Jennifer Wen MA, born in Beijing, China, currently lives and works in New York, US and Beijing, China. She received her B.A. from Oklahoma Christian University of Science and Arts in 1993, and her M.A. from Pratt Institute, New York. Her works have been exhibited in lots of well-known art institutions around the world, including The Metropolitan Museum of Art, Solomon R. Guggenheim Museum, The National Art Museum of China, Sydney Opera House, etc. She is also experienced in the creation, curating and producing of major events. She was on the core creative team for the opening and closing ceremony of the Beijing Olympics, as well as the director of visual effect and art design. She is a visual artist who brings together unlikely elements and constantly breaks the traditional category system, to create sensitive, poetic and poignant works in a productive and interdisciplinary way.
This installation transforms a functional passageway into an artistic experience for the viewer.
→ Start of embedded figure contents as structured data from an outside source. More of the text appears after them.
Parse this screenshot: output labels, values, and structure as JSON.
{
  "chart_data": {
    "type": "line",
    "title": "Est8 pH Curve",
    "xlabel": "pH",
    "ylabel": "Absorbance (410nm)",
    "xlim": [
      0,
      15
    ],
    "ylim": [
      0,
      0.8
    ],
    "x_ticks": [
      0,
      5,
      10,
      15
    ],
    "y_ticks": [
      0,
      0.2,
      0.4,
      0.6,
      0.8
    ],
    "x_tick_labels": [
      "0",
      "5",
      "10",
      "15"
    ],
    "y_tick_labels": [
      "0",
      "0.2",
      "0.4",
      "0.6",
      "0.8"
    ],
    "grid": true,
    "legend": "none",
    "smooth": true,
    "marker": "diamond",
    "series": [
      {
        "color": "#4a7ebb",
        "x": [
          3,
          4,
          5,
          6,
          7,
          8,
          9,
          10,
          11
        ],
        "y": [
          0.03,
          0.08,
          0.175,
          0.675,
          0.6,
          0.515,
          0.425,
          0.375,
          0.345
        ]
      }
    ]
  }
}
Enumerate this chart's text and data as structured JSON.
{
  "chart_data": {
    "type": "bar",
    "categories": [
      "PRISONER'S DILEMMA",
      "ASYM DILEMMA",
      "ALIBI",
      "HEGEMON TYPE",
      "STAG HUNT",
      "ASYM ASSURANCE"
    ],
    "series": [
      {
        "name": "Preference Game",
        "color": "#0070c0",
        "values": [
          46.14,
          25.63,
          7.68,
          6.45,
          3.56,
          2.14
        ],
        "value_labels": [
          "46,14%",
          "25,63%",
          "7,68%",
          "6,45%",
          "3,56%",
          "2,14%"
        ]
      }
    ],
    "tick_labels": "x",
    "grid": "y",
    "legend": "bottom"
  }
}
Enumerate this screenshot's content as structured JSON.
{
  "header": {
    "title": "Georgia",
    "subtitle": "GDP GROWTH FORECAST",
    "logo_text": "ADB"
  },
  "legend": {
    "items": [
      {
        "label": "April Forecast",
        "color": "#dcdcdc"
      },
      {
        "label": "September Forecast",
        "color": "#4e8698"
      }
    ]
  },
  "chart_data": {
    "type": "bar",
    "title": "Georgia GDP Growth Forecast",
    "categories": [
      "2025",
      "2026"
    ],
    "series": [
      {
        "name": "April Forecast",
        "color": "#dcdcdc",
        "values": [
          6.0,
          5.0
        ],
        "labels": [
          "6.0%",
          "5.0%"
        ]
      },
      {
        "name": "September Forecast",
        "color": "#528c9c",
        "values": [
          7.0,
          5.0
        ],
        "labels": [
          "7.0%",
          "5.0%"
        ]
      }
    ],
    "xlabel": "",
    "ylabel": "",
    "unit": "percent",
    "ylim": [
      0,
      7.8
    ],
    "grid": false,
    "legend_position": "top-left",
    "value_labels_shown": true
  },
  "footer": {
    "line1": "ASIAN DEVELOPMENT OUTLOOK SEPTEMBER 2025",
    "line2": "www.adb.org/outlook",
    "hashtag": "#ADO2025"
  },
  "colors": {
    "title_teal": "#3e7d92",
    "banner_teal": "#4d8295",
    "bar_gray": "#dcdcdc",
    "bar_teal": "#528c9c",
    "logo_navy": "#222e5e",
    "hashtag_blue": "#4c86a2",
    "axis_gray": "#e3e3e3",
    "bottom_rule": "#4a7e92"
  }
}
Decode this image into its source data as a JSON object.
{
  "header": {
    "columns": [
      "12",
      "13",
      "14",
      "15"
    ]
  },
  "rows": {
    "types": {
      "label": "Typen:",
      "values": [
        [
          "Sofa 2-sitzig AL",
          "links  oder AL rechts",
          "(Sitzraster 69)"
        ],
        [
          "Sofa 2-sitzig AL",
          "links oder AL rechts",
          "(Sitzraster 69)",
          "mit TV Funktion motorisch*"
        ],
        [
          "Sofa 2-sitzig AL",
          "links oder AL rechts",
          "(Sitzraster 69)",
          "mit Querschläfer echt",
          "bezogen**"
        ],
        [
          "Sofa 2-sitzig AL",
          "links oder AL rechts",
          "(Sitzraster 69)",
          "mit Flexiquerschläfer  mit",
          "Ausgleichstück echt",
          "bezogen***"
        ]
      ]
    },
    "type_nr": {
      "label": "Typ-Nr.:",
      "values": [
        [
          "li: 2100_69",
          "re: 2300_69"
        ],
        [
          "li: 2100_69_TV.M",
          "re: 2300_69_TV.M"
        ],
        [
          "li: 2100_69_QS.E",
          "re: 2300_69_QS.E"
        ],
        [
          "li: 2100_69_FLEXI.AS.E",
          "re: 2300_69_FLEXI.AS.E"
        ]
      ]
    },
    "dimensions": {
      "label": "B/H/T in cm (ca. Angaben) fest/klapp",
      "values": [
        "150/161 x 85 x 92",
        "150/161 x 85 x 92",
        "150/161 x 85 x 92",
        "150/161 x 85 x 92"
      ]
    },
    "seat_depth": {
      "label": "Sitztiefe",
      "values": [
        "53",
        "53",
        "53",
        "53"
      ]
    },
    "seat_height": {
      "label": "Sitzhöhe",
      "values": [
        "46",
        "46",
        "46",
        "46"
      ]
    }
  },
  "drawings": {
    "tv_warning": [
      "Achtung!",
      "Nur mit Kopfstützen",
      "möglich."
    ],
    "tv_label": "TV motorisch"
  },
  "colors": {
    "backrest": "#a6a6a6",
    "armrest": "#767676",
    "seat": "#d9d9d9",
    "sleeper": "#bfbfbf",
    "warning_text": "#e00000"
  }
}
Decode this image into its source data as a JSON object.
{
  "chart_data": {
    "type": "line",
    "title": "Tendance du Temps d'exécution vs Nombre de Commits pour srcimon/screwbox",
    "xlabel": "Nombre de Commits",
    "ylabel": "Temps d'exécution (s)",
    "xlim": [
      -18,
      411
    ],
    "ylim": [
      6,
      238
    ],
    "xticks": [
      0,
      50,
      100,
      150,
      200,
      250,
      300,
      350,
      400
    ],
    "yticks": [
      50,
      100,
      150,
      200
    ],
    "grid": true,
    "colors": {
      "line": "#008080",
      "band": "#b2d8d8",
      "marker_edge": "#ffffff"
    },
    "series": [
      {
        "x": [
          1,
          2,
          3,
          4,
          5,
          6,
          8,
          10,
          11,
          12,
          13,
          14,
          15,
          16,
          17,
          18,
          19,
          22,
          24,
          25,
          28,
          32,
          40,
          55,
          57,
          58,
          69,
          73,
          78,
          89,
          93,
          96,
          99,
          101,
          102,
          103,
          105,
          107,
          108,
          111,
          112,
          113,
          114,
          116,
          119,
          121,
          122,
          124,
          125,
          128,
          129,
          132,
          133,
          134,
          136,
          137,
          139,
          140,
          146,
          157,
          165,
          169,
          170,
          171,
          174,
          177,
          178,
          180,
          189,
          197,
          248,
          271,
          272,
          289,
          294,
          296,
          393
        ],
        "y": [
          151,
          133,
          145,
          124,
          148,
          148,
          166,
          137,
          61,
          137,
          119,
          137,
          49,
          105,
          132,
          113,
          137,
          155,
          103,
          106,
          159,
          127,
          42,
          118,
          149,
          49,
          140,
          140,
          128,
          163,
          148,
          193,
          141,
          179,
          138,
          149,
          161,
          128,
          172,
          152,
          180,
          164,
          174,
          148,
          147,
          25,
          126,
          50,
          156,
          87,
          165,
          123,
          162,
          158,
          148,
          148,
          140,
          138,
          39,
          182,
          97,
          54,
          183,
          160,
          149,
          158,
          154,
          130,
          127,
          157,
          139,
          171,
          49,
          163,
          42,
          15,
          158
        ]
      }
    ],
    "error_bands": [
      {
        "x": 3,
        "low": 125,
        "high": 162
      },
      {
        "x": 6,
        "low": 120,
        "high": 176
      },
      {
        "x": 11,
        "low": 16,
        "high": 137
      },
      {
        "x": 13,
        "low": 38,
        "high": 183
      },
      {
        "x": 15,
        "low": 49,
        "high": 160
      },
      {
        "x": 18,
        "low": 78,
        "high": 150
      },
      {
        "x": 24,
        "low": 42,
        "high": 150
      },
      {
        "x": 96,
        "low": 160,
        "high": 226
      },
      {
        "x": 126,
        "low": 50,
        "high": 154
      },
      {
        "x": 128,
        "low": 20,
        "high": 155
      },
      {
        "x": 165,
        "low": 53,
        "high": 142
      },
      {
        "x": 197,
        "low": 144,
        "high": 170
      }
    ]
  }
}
The hall is lined with white-paper sculptures on one side, and black-paper sculptures on the other, tightening an already narrow space around the viewer, to provide a heightened experience. Plant-formed paper sculptures turn and twist upwards towards the skylight ceiling, as if reaching for sunlight. At the upper reach of the sculptures, the two sides stretch out for but not quite obtaining each other. Their near-miss or near-connection create a thin line of void at the top of the tunnel created by the installation. It references The Creation of Adam, painted by Michelangelo, the moment before God gives Adam life. The installation is at an arrested state of development right before merging of the black and white, yin and yang, when the creative life forces are engaged and activated. The tension creates a simple but powerful moment, and the sliver of negative space describe by the void of the sculpture, make space for creative imagination for the viewer. (In Memory of Ma Qiyun.)